Signed-off-by: Tomer Asida <57313761+tomeras91@users.noreply.github.com>

[Model] Add MoE support for NemotronH (#25863)
Signed-off-by: Tomer Asida <57313761+tomeras91@users.noreply.github.com>
61089465 · tomeras91 · GitHub · 88afa110 · 61089465 · 61089465
Unverified Commit 61089465 authored Oct 23, 2025 by tomeras91 Committed by GitHub Oct 23, 2025
7 changed files
--- a/vllm/model_executor/layers/fused_moe/config.py
+++ b/vllm/model_executor/layers/fused_moe/config.py
@@ -823,6 +823,8 @@ class FusedMoEConfig:

    has_bias: bool = False

+    is_act_and_mul: bool = True
+
    def __post_init__(self):
        if self.dp_size > 1:
            logger.debug_once(

--- a/vllm/model_executor/layers/fused_moe/fused_moe.py
+++ b/vllm/model_executor/layers/fused_moe/fused_moe.py
@@ -1647,6 +1647,7 @@ def fused_experts(

 SILU_NO_MUL: str = activation_without_mul("silu")
 GELU_NO_MUL: str = activation_without_mul("gelu")
+RELU2_NO_MUL: str = activation_without_mul("relu2")

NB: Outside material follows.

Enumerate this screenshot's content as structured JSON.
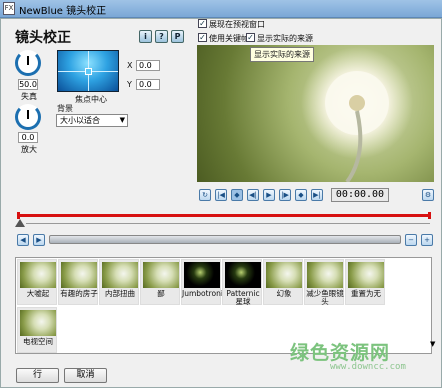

 def _get_config_quant_dtype(
@@ -1914,7 +1915,8 @@ def fused_experts_impl(
            intermediate_cache2 = F.silu(intermediate_cache1.view(-1, N))
        elif activation == GELU_NO_MUL:
            intermediate_cache2 = F.gelu(intermediate_cache1.view(-1, N))
-
+        elif activation == RELU2_NO_MUL:
+            intermediate_cache2 = torch.square(F.relu(intermediate_cache1.view(-1, N)))
        else:
            raise ValueError(f"Unsupported FusedMoe activation: {activation}.")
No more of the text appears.